Le 4 avril dernier, l’ancien ministre de l’Éducation nationale Jean-Michel Blanquer a publié sur les réseaux sociaux un message mensonger et insultant concernant l’enseignement de la langue corse et le modèle immersif. La fédération d’associations Pour que vivent nos langues tient à réagir avec la plus grande fermeté à ces propos qui témoignent d’un mépris profond pour nos réalités territoriales.
Nos langues, qui « appartiennent au patrimoine de la France » selon l’article 75-1 de la Constitution, sont aujourd’hui en grand danger. Elles sont les victimes, depuis des décennies, de politiques successives visant à imposer une langue unique au détriment de toute la richesse culturelle existante. À ce jour, une politique linguistique volontariste est indispensable à leur sauvegarde. Celle-ci doit comprendre un véritable développement de leur enseignement sous toutes ses modalités, y compris l’immersion, comme le stipule d’ailleurs la circulaire de l’Éducation nationale de décembre 2021. Nos langues ont également besoin de mesures concrètes permettant le développement de leur usage social en dehors des salles de classe.

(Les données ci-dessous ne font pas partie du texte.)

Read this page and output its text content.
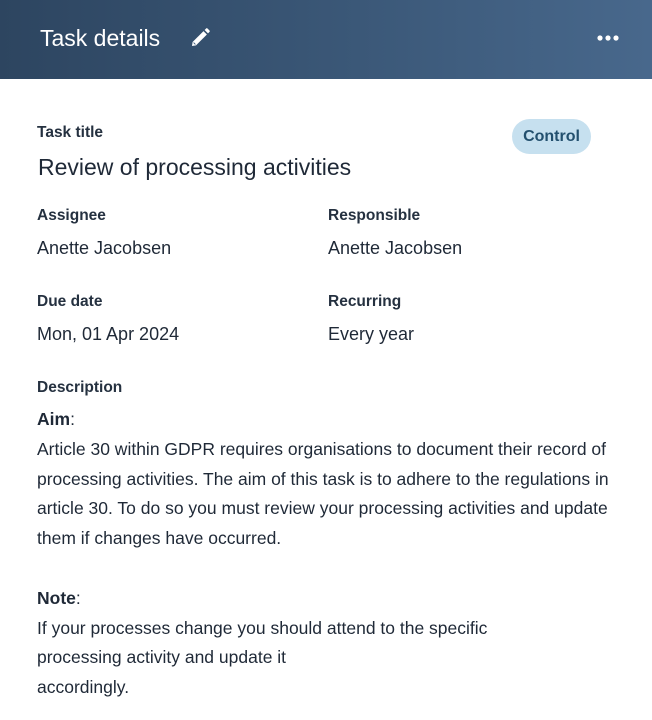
Task details
Task title
Review of processing activities
Control
Assignee
Anette Jacobsen
Responsible
Anette Jacobsen
Due date
Mon, 01 Apr 2024
Recurring
Every year
Description

Aim:

Article 30 within GDPR requires organisations to document their record of processing activities. The aim of this task is to adhere to the regulations in article 30. To do so you must review your processing activities and update them if changes have occurred.

Note:

If your processes change you should attend to the specific processing activity and update it

accordingly.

Pourtant, malgré une volonté citoyenne affirmée pour la survie de ce patrimoine vivant, le développement de l’enseignement de nos langues est constamment en butte à des attaques inacceptables. Jean-Michel Blanquer, durant son passage au ministère, en a été l’un des principaux artisans.
Pour que vivent nos langues a été créé en novembre 2019 pour dénoncer la politique linguicide menée par le gouvernement, notamment au travers de la réforme du lycée de M. Blanquer. Cette réforme, qui réduisait le nombre d’heures d’enseignement en langue à quelques heures dans l’enseignement bilingue, plaçait les élèves dans des situations les empêchant de choisir une option langue régionale, ou restreignait celle-ci à un enseignement de type 2de langue vivante (LVB), les autres langues étant autorisées en première langue vivante (LVA). Les attaques successives du ministre ont été nombreuses par la suite, que ce soit sur les examens (avec l’interdiction – aujourd’hui levée – de rédiger les épreuves de sciences du Brevet en langues régionales, ou son équivalent encore en application sur toutes les épreuves du baccalauréat), ou sur les moyens, les conventionnements, ou les procédures d’ouvertures de nouvelles classes ou de nouvelles écoles.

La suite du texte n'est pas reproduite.